Liputan6.com, Jakarta - Akibat infeksi COVID-19 pada anak, kini terdapat kondisi yang disebut MIS-C (Multisystem Inflammatory Syndrome in Children).
Dokter Spesialis Anak dr. Lucia Nauli Simbolon, M.Sc, Sp.A menjelaskan, MIS-C merupakan kondisi dimana banyak organ tubuh yang mengalami peradangan pada anak yang sebelumnya terkena COVID-19. Keluhannya pun beragam mulai dari ringan ke berat, seperti demam, nyeri, sulit bernapas, kebiruan atau pucat, yang dapat menyebabkan kondisi kritis hingga dapat menyebabkan anak meninggal dunia.
Baca Juga
“Terdapat sekitar 0,14% anak yang dinyatakan MIS-C, sedikit ya sepertinya, tapi jangan sampai anak terkena, akan sedih sekali,” imbuhnya, saat Webinar Ruang Keluarga SoKlin Antisep yang bertajuk “PTM di Tengah Kasus Omicron yang Beranjak Naik, Bagaimana OrangTua Menyikapinya?”.
Advertisement
Oleh karena itu, kata Lucia, kita wajib menjaga kesehatan anak. Orang tua harus menumbuhkan gaya hidup aktif terhadap anak.

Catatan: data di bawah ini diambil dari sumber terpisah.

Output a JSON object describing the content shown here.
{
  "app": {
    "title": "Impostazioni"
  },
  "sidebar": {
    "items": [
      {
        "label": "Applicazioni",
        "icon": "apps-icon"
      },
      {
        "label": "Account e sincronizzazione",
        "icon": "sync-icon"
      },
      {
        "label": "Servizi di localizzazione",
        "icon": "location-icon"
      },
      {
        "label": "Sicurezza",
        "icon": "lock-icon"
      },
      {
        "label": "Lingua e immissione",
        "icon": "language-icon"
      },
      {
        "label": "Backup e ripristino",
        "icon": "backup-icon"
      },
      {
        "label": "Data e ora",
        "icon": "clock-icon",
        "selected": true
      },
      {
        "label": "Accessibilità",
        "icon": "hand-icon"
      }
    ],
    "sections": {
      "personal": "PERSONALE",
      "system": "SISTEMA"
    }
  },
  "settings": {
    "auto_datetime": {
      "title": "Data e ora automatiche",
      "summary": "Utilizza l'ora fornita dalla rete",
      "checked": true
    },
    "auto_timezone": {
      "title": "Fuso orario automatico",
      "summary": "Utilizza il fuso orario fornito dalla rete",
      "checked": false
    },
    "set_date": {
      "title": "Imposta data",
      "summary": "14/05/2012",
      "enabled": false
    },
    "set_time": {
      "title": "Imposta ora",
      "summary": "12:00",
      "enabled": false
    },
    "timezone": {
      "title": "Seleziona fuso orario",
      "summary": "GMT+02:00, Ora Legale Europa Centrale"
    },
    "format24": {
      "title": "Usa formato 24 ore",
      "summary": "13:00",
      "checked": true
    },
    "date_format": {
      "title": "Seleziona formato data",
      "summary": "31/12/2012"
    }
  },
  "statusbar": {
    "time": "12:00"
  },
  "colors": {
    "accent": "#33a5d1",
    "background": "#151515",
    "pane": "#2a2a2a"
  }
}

“Anak-anak direkomendasikan bergerak aktif 1 jam sehari, sedangkan dewasa 30 menit sehari untuk aktivitas fisik,” tegasnya. Orang tua juga harus membatasi waktu gawai anak-anak, memastikan anak memiliki tidur yang cukup dan berkualitas, makanan bergizi dan seimbang, cairan cukup, pemanfaatan energi secara tepat, mendapatkan dukungan mental dan sosial, serta vaksinasi secara lengkap," jelasnya.
Pentingnya Vaksinasi
Menurut Lucia, varian virus corona terus bermutasi sehingga vaksinasi sangat dianjurkan untuk mencegah keparahan penyakit akibat COVID-19.
"Meskipun data pastinya belum lengkap untuk Omicron, namun yang jelas pemberian vaksinasi COVID-19 91% efektif mencegah terjadinya kejadian MIS-C pada anak. Oleh kerenanya, kita harus merubah gaya hidup menjadi lebih bersih dan sehat,” katanya.
Ia juga menuturkan, sejauh ini tidak ada efek samping yang berbahaya untuk vaksinasi anak. “Kondisi kesehatan anak dipengaruhi oleh multi-faktor ya, mulai dari asupan bergizi dan seimbang, minum yang cukup, prokes, serta vaksinasi berbagai penyakit,” terang dr. Lucia.
Selain vaksinasi, menurutnya, pelaksanaan PTM dalam kelompok belajar kecil memudahkan proses contact tracing jika terdapat kasus positif.
“Batasi interaksi yang tidak berarti. Jam masuk dan keluar diatur bertahap, sehingga tidak ada kerumuman. Selain itu, perhatikan secara lebih kondisi kesehatan anak yang memiliki penyakit komorbid, dimana obesitas sudah termasuk komorbid,” terangnya.
Sesuai rekomendasi IDAI, selain penerapan protokol kesetahan yang baik dan tepat, pelaksanaan PTM terbatas dapat dilakukan dengan catatan bahwa semua guru dan petugas sekolah sudah divaksinasi dengan lengkap. Begitu pula dengan para peserta didik yang dapat hadir hanya jika sudah divaksin lengkap dan tanpa komorbid.
Ia menambahkan, idealnya anak usia 12-18 tahun dapat menjalani PTM terbatas 100% dengan catatan tidak adanya peningkatan kasus COVID-19 dan tranmisi lokal Omicron.
"Untuk anak usia 6-11 tahun, proses pembelajaran idealnya dilaksanakan secarahybrid (50% luring dan 50% daring) dan untuk usia 6 tahun ke bawah belum dianjurkan pelaksanaan PTM. Sekolah dan pemerintah memberikan kebebasan kepada orang tua untuk memilih PTM atau belajar secara daring, tidak boleh ada paksaan," pungkasnya.